I will be lecturing an “Introduction to Medieval Astrological Magic” at WitchCon Online, on Saturday, March 4 at 7:45 pm.
And this is what it’s about:
“What was the most powerful magic in all of history? One likely answer may be a complex form of sorcery that was pivotal to the dominance of Arabic civilization in the Middle Ages and also a key catalyst for the Italian Renaissance. What its originators called the ‘Science of Images’ was a fusion of astrology, theurgy, angelology, ancient philosophy, spirit evocation, and gemstone lore. Some of the most famous people of the era, including Catholic saints and the most esteemed early scientists and doctors, used it openly for centuries; it was the very heart of a forgotten golden age of magic.

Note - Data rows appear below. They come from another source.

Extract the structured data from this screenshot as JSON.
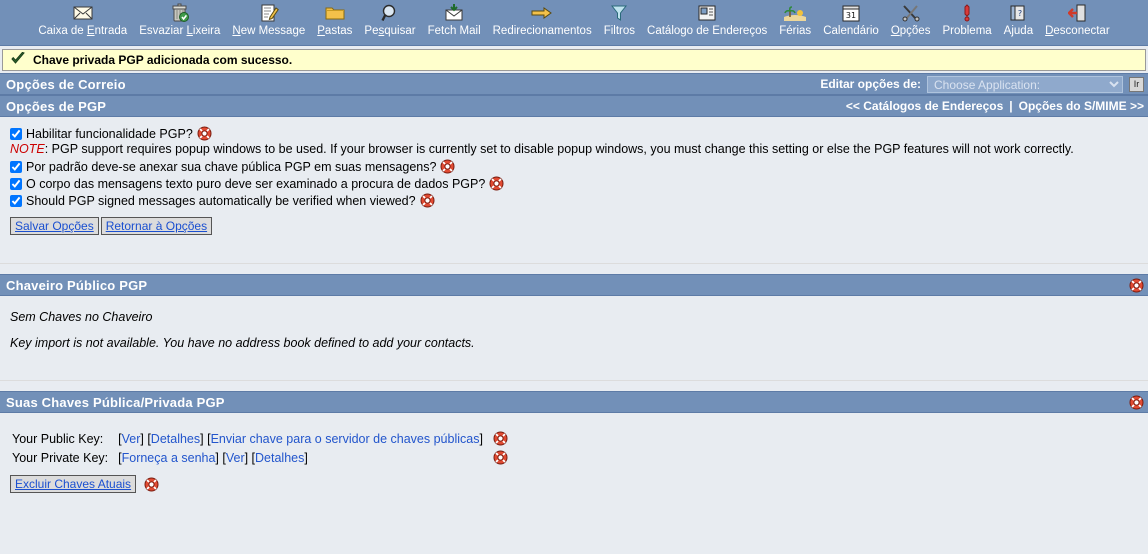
{
  "toolbar": {
    "items": [
      {
        "label": "Caixa de Entrada",
        "icon": "envelope-icon",
        "accesskey": "E"
      },
      {
        "label": "Esvaziar Lixeira",
        "icon": "trash-icon",
        "accesskey": "L"
      },
      {
        "label": "New Message",
        "icon": "compose-icon",
        "accesskey": "N"
      },
      {
        "label": "Pastas",
        "icon": "folder-icon",
        "accesskey": "P"
      },
      {
        "label": "Pesquisar",
        "icon": "magnifier-icon",
        "accesskey": "s"
      },
      {
        "label": "Fetch Mail",
        "icon": "fetchmail-icon",
        "accesskey": ""
      },
      {
        "label": "Redirecionamentos",
        "icon": "arrow-right-icon",
        "accesskey": ""
      },
      {
        "label": "Filtros",
        "icon": "funnel-icon",
        "accesskey": ""
      },
      {
        "label": "Catálogo de Endereços",
        "icon": "addressbook-icon",
        "accesskey": ""
      },
      {
        "label": "Férias",
        "icon": "palm-beach-icon",
        "accesskey": ""
      },
      {
        "label": "Calendário",
        "icon": "calendar-icon",
        "accesskey": ""
      },
      {
        "label": "Opções",
        "icon": "tools-icon",
        "accesskey": "O"
      },
      {
        "label": "Problema",
        "icon": "exclamation-icon",
        "accesskey": ""
      },
      {
        "label": "Ajuda",
        "icon": "help-book-icon",
        "accesskey": ""
      },
      {
        "label": "Desconectar",
        "icon": "logout-icon",
        "accesskey": "D"
      }
    ]
  },
  "notification": {
    "icon": "checkmark-icon",
    "text": "Chave privada PGP adicionada com sucesso."
  },
  "mail_options": {
    "title": "Opções de Correio",
    "edit_label": "Editar opções de:",
    "select_value": "Choose Application:",
    "go_button": "Ir"
  },
  "pgp_options": {
    "title": "Opções de PGP",
    "nav_prev": "<< Catálogos de Endereços",
    "nav_sep": "|",
    "nav_next": "Opções do S/MIME >>",
    "checkboxes": [
      {
        "label": "Habilitar funcionalidade PGP?",
        "checked": true,
        "help": "help-icon"
      },
      {
        "label": "Por padrão deve-se anexar sua chave pública PGP em suas mensagens?",
        "checked": true,
        "help": "help-icon"
      },
      {
        "label": "O corpo das mensagens texto puro deve ser examinado a procura de dados PGP?",
        "checked": true,
        "help": "help-icon"
      },
      {
        "label": "Should PGP signed messages automatically be verified when viewed?",
        "checked": true,
        "help": "help-icon"
      }
    ],
    "note_keyword": "NOTE",
    "note_text": ": PGP support requires popup windows to be used. If your browser is currently set to disable popup windows, you must change this setting or else the PGP features will not work correctly.",
    "save_button": "Salvar Opções",
    "return_button": "Retornar à Opções"
  },
  "public_keyring": {
    "title": "Chaveiro Público PGP",
    "help": "help-icon",
    "empty_text": "Sem Chaves no Chaveiro",
    "import_text": "Key import is not available. You have no address book defined to add your contacts."
  },
  "your_keys": {
    "title": "Suas Chaves Pública/Privada PGP",
    "help": "help-icon",
    "public_label": "Your Public Key:",
    "public_links": [
      "Ver",
      "Detalhes",
      "Enviar chave para o servidor de chaves públicas"
    ],
    "private_label": "Your Private Key:",
    "private_links": [
      "Forneça a senha",
      "Ver",
      "Detalhes"
    ],
    "delete_button": "Excluir Chaves Atuais"
  },
  "colors": {
    "header_bar": "#7290b8",
    "page_bg": "#e8ecf1",
    "notify_bg": "#ffffcc",
    "link": "#2255cc",
    "note": "#cc0000"
  }
}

Instructional manuals from this tradition provide recipes to create talismans at fortunate astrological timing windows for purposes as mundane as ridding pests from a building, gaining love and wealth, destroying entire cities, lengthening life, evoking spirits and performing strange miracles; at the highest level, they have the capacity to rewrite reality itself. Those who have experimented with this material for the past two decades believe that the effects promised manifest in unusually reliable and durable ways. In this class, we will discuss some of the history, theory, and implementation of this type of talisman as well as less well-known applications of this system of magic such as celestial petitions which evoke powerful spirits of time to grant wishes.”
My Bio on the site reads:
“Clifford Hartleigh Low is a sorcerer and archmage; the impossible man who does impossible things. From practicing city magic in Downtown New York to poring over his massive seven thousand-volume library of magic to summoning storms and spirits to amaze witnesses– over the past four decades of magical accomplishment he is like absolutely no one else. With a mastery of more systems of magic and divination than anyone alive, he is best known today as the most accomplished practitioner of astrological magic; having created over two thousand talismans by hand and deciphered large portions of the Picatrix, one of the most cryptic grimoires in history. In recent years he has begun validating his theories of magic through public displays. The best-known instances of these include his creation of a magical ring of wealth which granted him a mysterious and large inheritance. When skepticism was voiced he refuted critics by creating a second talisman, this one to win riches in lawsuits and was awarded a settlement of a much larger amount than the first. Clifford spends his time leisurely doing magical research, doing spellwork and divination for clients, lectures nationally at conventions, and blogs, runs online discussion forums (which he has been doing since around 1994); and for fun goes to rock concerts, mixes a mean cocktail, watches obscure horror films, and throws legendary parties.”